Le parking Vilaine de Rennes disparaît pour laisser place au fleuve
Le centre-ville de Rennes est le théâtre d'un spectacle quotidien captivant. Derrière des barrières de sécurité, de nombreux curieux assistent, fascinés, à la démolition progressive du parking Vilaine, un ouvrage emblématique construit dans les années 1960. « C'est impressionnant quand même la puissance de l'engin », confie un retraité à son épouse, observant la scène.
Une démolition méthodique et impressionnante
Installée sur un ponton flottant, une pelle de démolition de grande envergure grignote la dalle de béton avec une précision remarquable. Sa grosse pince s'attaque avec voracité aux tonnes de béton et d'acier, réduisant peu à peu la structure en débris. « On avance à un rythme de cinq mètres par jour, parfois un peu plus », précise un responsable de l'entreprise Charrier, en charge des opérations de déconstruction.

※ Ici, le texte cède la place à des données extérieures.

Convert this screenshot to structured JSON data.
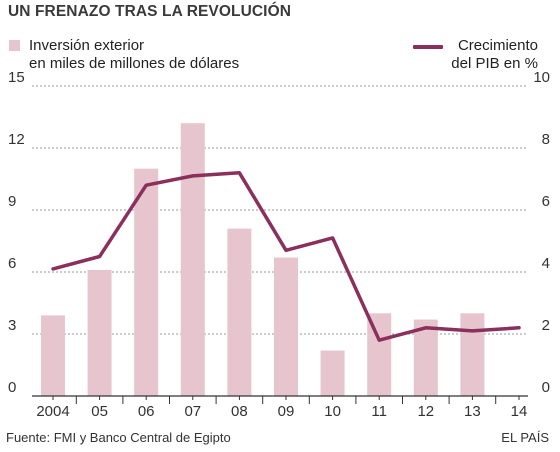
{
  "title": "UN FRENAZO TRAS LA REVOLUCIÓN",
  "legend": {
    "bars_label_line1": "Inversión exterior",
    "bars_label_line2": "en miles de millones de dólares",
    "line_label_line1": "Crecimiento",
    "line_label_line2": "del PIB en %"
  },
  "footer": {
    "source": "Fuente: FMI y Banco Central de Egipto",
    "brand": "EL PAÍS"
  },
  "colors": {
    "bars": "#e6c5cf",
    "line": "#8b2f5c",
    "grid": "#9a9a9a",
    "axis": "#333333"
  },
  "chart_data": {
    "type": "bar",
    "categories": [
      "2004",
      "05",
      "06",
      "07",
      "08",
      "09",
      "10",
      "11",
      "12",
      "13",
      "14"
    ],
    "series": [
      {
        "name": "Inversión exterior en miles de millones de dólares",
        "type": "bar",
        "axis": "left",
        "values": [
          3.9,
          6.1,
          11.0,
          13.2,
          8.1,
          6.7,
          2.2,
          4.0,
          3.7,
          4.0,
          null
        ]
      },
      {
        "name": "Crecimiento del PIB en %",
        "type": "line",
        "axis": "right",
        "values": [
          4.1,
          4.5,
          6.8,
          7.1,
          7.2,
          4.7,
          5.1,
          1.8,
          2.2,
          2.1,
          2.2
        ]
      }
    ],
    "left_axis": {
      "ylim": [
        0,
        15
      ],
      "ticks": [
        0,
        3,
        6,
        9,
        12,
        15
      ]
    },
    "right_axis": {
      "ylim": [
        0,
        10
      ],
      "ticks": [
        0,
        2,
        4,
        6,
        8,
        10
      ]
    },
    "grid": "horizontal dashed"
  }
}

Malgré un arrêt d'un mois en janvier et février dû à des inondations, le chantier a atteint son milieu. Plus de la moitié des 270 mètres de dalle ont été éliminés, permettant au fleuve Vilaine de réapparaître progressivement de la place de Bretagne jusqu'à la rue Lanjuinais. « La déconstruction devrait s'achever fin avril ou début mai, avec seulement deux ou trois semaines de retard sur le planning initial », indique Jean-François Papin, conducteur d'opération de Rennes métropole.
Un projet urbain ambitieux pour l'avenir
Cependant, les travaux sont loin d'être terminés dans le cœur de la capitale bretonne. Avant que les habitants puissent profiter des berges du Vilaine, longtemps cachées sous le béton, plusieurs étapes cruciales doivent être réalisées :
- Réhabiliter et étanchéifier la vieille dalle République, vieille de plus d'un siècle.
- Aménager des équipements tels que des pontons, des gradins et une passerelle surplombant le fleuve.
- Végétaliser les quais et la place de la République pour créer des espaces verts.
Ces travaux d'envergure, qui incluent également la réhabilitation très attendue du palais du Commerce, devraient s'achever courant 2029-2030. « C'est un chantier majeur qui va rythmer notre première moitié de mandat », souligne Marc Hervé, reconduit récemment comme premier adjoint à la ville en charge de l'urbanisme.
S'adapter aux défis climatiques
Après des décennies à dissimuler son fleuve, Rennes entreprend de lui redonner toute sa place. « L'objectif est de renforcer l'attractivité de notre cœur de ville et de l'apaiser », explique Marc Hervé. Ce projet historique, budgété à 29 millions d'euros, répond également à un impératif environnemental : « adapter la ville aux changements climatiques ».
L'élu précise : « On sait que les périodes estivales seront de plus en plus chaudes, surtout dans le centre-ville qui est le quartier le plus minéral. Pour rafraîchir et prendre soin des populations, cela passe par la végétalisation et la reconnexion à l'eau. » Contrairement à Paris où la baignade dans la Seine est désormais possible, se baigner dans la Vilaine ne sera pas autorisé, mais la présence de l'eau et de la végétation contribuera significativement à rafraîchir l'environnement urbain.